Ao criar um discurso público (2.a dimensão), a ICE é promissora, atraindo participantes de um vasto leque de Estados-Membros. Vale a pena salientar o apoio fundamental das organizações não governamentais (ONG), um fator de distinção entre as ICE que atingem com êxito o limiar e as que não o fazem.  Este facto considera a ICE como uma forma potencialmente poderosa de representação de grupos de interesses externos.

A análise das redes duradouras de organizadores e apoiantes (3.a dimensão) revela os esforços de sensibilização em curso e uma potencial base para uma esfera pública europeia. Nomeadamente, os organizadores adotaram campanhas específicas nas redes sociais, dirigidas ao grupo etário dos 21-30 anos, uma população frequentemente envolvida nas redes sociais, o que aponta para uma estratégia vencedora para «aproximar a Europa dos seus cidadãos».

Group of organisers sitting on table - StopFinningEU

Embora a ICE tenha uma enorme promessa, é crucial reconhecer que, por si só, pode não ser a panaceia para todos os desafios democráticos que a UE enfrenta. A evolução do panorama exige um processo contínuo de avaliação e adaptação para fazer face à natureza dinâmica dos nossos tempos. 

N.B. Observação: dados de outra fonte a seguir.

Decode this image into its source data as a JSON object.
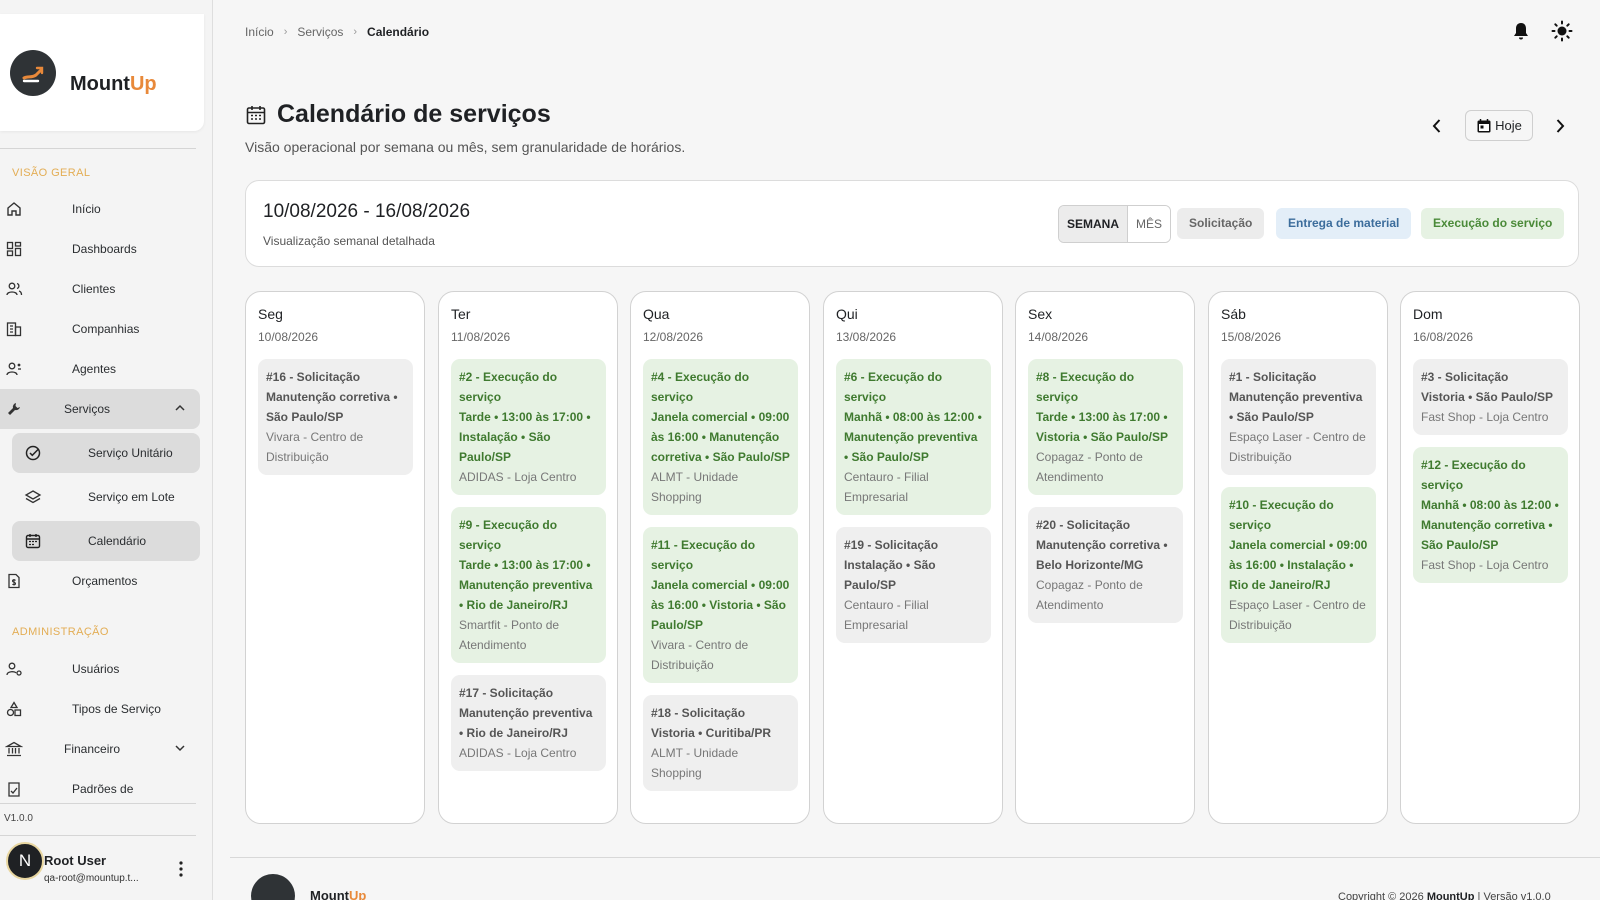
{
  "brand": {
    "name_main": "Mount",
    "name_accent": "Up",
    "accent_color": "#e8893a"
  },
  "sidebar": {
    "section_overview": "VISÃO GERAL",
    "section_admin": "ADMINISTRAÇÃO",
    "items": [
      {
        "label": "Início",
        "icon": "home-icon"
      },
      {
        "label": "Dashboards",
        "icon": "dashboard-icon"
      },
      {
        "label": "Clientes",
        "icon": "users-icon"
      },
      {
        "label": "Companhias",
        "icon": "building-icon"
      },
      {
        "label": "Agentes",
        "icon": "agent-icon"
      },
      {
        "label": "Serviços",
        "icon": "wrench-icon"
      }
    ],
    "service_sub": [
      {
        "label": "Serviço Unitário",
        "icon": "check-circle-icon"
      },
      {
        "label": "Serviço em Lote",
        "icon": "layers-icon"
      },
      {
        "label": "Calendário",
        "icon": "calendar-icon"
      }
    ],
    "budget": {
      "label": "Orçamentos",
      "icon": "document-dollar-icon"
    },
    "admin_items": [
      {
        "label": "Usuários",
        "icon": "user-gear-icon"
      },
      {
        "label": "Tipos de Serviço",
        "icon": "shapes-icon"
      },
      {
        "label": "Financeiro",
        "icon": "bank-icon"
      },
      {
        "label": "Padrões de",
        "icon": "pattern-icon"
      }
    ],
    "version": "V1.0.0",
    "user": {
      "initial": "N",
      "name": "Root User",
      "email": "qa-root@mountup.t..."
    }
  },
  "breadcrumb": {
    "home": "Início",
    "services": "Serviços",
    "current": "Calendário"
  },
  "page": {
    "title": "Calendário de serviços",
    "subtitle": "Visão operacional por semana ou mês, sem granularidade de horários.",
    "today_label": "Hoje"
  },
  "range": {
    "title": "10/08/2026 - 16/08/2026",
    "subtitle": "Visualização semanal detalhada",
    "view_week": "SEMANA",
    "view_month": "MÊS",
    "legend": [
      {
        "label": "Solicitação",
        "bg": "#ececec",
        "fg": "#666666"
      },
      {
        "label": "Entrega de material",
        "bg": "#e3eef8",
        "fg": "#3c6d9c"
      },
      {
        "label": "Execução do serviço",
        "bg": "#e6f2e3",
        "fg": "#4a8a38"
      }
    ]
  },
  "days": [
    {
      "name": "Seg",
      "date": "10/08/2026",
      "events": [
        {
          "kind": "req",
          "title": "#16 - Solicitação",
          "detail": "Manutenção corretiva • São Paulo/SP",
          "client": "Vivara - Centro de Distribuição"
        }
      ]
    },
    {
      "name": "Ter",
      "date": "11/08/2026",
      "events": [
        {
          "kind": "exec",
          "title": "#2 - Execução do serviço",
          "detail": "Tarde • 13:00 às 17:00 • Instalação • São Paulo/SP",
          "client": "ADIDAS - Loja Centro"
        },
        {
          "kind": "exec",
          "title": "#9 - Execução do serviço",
          "detail": "Tarde • 13:00 às 17:00 • Manutenção preventiva • Rio de Janeiro/RJ",
          "client": "Smartfit - Ponto de Atendimento"
        },
        {
          "kind": "req",
          "title": "#17 - Solicitação",
          "detail": "Manutenção preventiva • Rio de Janeiro/RJ",
          "client": "ADIDAS - Loja Centro"
        }
      ]
    },
    {
      "name": "Qua",
      "date": "12/08/2026",
      "events": [
        {
          "kind": "exec",
          "title": "#4 - Execução do serviço",
          "detail": "Janela comercial • 09:00 às 16:00 • Manutenção corretiva • São Paulo/SP",
          "client": "ALMT - Unidade Shopping"
        },
        {
          "kind": "exec",
          "title": "#11 - Execução do serviço",
          "detail": "Janela comercial • 09:00 às 16:00 • Vistoria • São Paulo/SP",
          "client": "Vivara - Centro de Distribuição"
        },
        {
          "kind": "req",
          "title": "#18 - Solicitação",
          "detail": "Vistoria • Curitiba/PR",
          "client": "ALMT - Unidade Shopping"
        }
      ]
    },
    {
      "name": "Qui",
      "date": "13/08/2026",
      "events": [
        {
          "kind": "exec",
          "title": "#6 - Execução do serviço",
          "detail": "Manhã • 08:00 às 12:00 • Manutenção preventiva • São Paulo/SP",
          "client": "Centauro - Filial Empresarial"
        },
        {
          "kind": "req",
          "title": "#19 - Solicitação",
          "detail": "Instalação • São Paulo/SP",
          "client": "Centauro - Filial Empresarial"
        }
      ]
    },
    {
      "name": "Sex",
      "date": "14/08/2026",
      "events": [
        {
          "kind": "exec",
          "title": "#8 - Execução do serviço",
          "detail": "Tarde • 13:00 às 17:00 • Vistoria • São Paulo/SP",
          "client": "Copagaz - Ponto de Atendimento"
        },
        {
          "kind": "req",
          "title": "#20 - Solicitação",
          "detail": "Manutenção corretiva • Belo Horizonte/MG",
          "client": "Copagaz - Ponto de Atendimento"
        }
      ]
    },
    {
      "name": "Sáb",
      "date": "15/08/2026",
      "events": [
        {
          "kind": "req",
          "title": "#1 - Solicitação",
          "detail": "Manutenção preventiva • São Paulo/SP",
          "client": "Espaço Laser - Centro de Distribuição"
        },
        {
          "kind": "exec",
          "title": "#10 - Execução do serviço",
          "detail": "Janela comercial • 09:00 às 16:00 • Instalação • Rio de Janeiro/RJ",
          "client": "Espaço Laser - Centro de Distribuição"
        }
      ]
    },
    {
      "name": "Dom",
      "date": "16/08/2026",
      "events": [
        {
          "kind": "req",
          "title": "#3 - Solicitação",
          "detail": "Vistoria • São Paulo/SP",
          "client": "Fast Shop - Loja Centro"
        },
        {
          "kind": "exec",
          "title": "#12 - Execução do serviço",
          "detail": "Manhã • 08:00 às 12:00 • Manutenção corretiva • São Paulo/SP",
          "client": "Fast Shop - Loja Centro"
        }
      ]
    }
  ],
  "footer": {
    "copyright": "Copyright © 2026",
    "brand": "MountUp",
    "version_text": "| Versão v1.0.0"
  }
}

No entanto, esta transformação é uma transformação que pode e deve começar a nível local, impulsionada pelo apoio e pelo interesse dos próprios cidadãos. Quando foi a última vez que exerceu os seus direitos de voto nas eleições nacionais? Como fazer as eleições europeias? Quando foi a última vez que visitou o sítio Web da ICE?

Participantes

Paola Ladisa

Paola Ladisa, estudante e profissional italiana, empreendeu esforços académicos em vários países europeus, cultivando um contexto diversificado e multicultural que moldou profundamente o seu desenvolvimento intelectual e pessoal. Durante o seu mandato como estagiário na Comissão Europeia, Paola desempenhou um papel ativo na elaboração de políticas no domínio das pescas. Contribuiu, nomeadamente, para a resposta da Comissão à iniciativa de cidadania europeia «Stop finning — stop the trade», uma experiência que serviu de inspiração para a sua tese de mestrado intitulada «A Iniciativa de Cidadania Europeia: uma via para a democracia transnacional na Europa?».